Thursday, September 27, 2018

Banknotes and Cheques

In On The Fourfold Root of Sufficient Reason, after rejecting Aristotle's view that all thinking requires a "mental image", Schopenhauer goes on to say that
Only this much can be maintained: that any true and original knowledge, even any genuine philosopheme, at its innermost core, or at its root, must have some kind of intuitive apprehension. .... If the explanation has such a core, it is like a banknote payable in cash; in contrast, any other explanation arising out of a mere combination of concepts is like a banknote which is itself again secured only by the backing of other promissory notes.
The first paragraph of Section 2 of Chapter 1 of ABC of Reading runs
Any general statement is like a cheque drawn on a bank. Its value depends on what is there to meet it. If Mr. Rockefeller draws a cheque for a million dollars it is good.

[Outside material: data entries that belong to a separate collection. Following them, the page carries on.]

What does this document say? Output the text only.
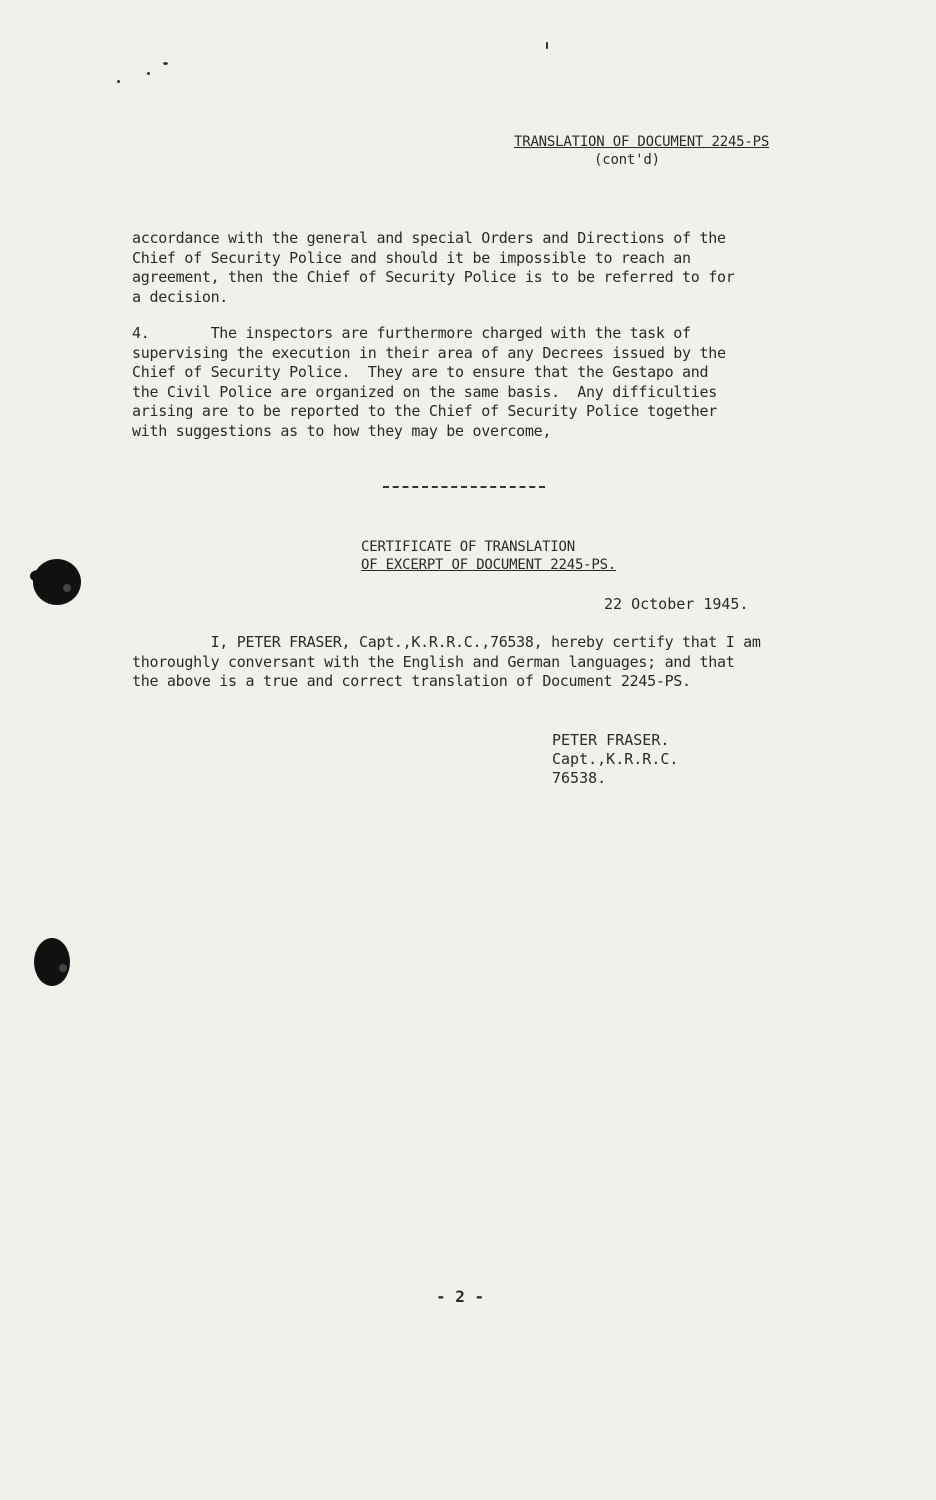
TRANSLATION OF DOCUMENT 2245-PS
(cont'd)

accordance with the general and special Orders and Directions of the
Chief of Security Police and should it be impossible to reach an
agreement, then the Chief of Security Police is to be referred to for
a decision.

4.       The inspectors are furthermore charged with the task of
supervising the execution in their area of any Decrees issued by the
Chief of Security Police.  They are to ensure that the Gestapo and
the Civil Police are organized on the same basis.  Any difficulties
arising are to be reported to the Chief of Security Police together
with suggestions as to how they may be overcome,

CERTIFICATE OF TRANSLATION
OF EXCERPT OF DOCUMENT 2245-PS.
22 October 1945.

I, PETER FRASER, Capt.,K.R.R.C.,76538, hereby certify that I am
thoroughly conversant with the English and German languages; and that
the above is a true and correct translation of Document 2245-PS.

PETER FRASER.
Capt.,K.R.R.C.
76538.
- 2 -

If I draw one for a million it is a joke, a hoax, it has no value. If it is taken seriously, the writing of it becomes a criminal act.
Did Ezra Pound read Schopenhauer? Schopenhauer gets no entry in the index to Hugh Kenner's The Pound Era. And I believe that in Guide to Kulchur Pound names Leibniz as the last real philosopher, though I haven't a copy handy to check..

(The OED defines"philosopheme" as "A philosophic conclusion or demonstration ; a philosophic statement, theorem, or axiom".)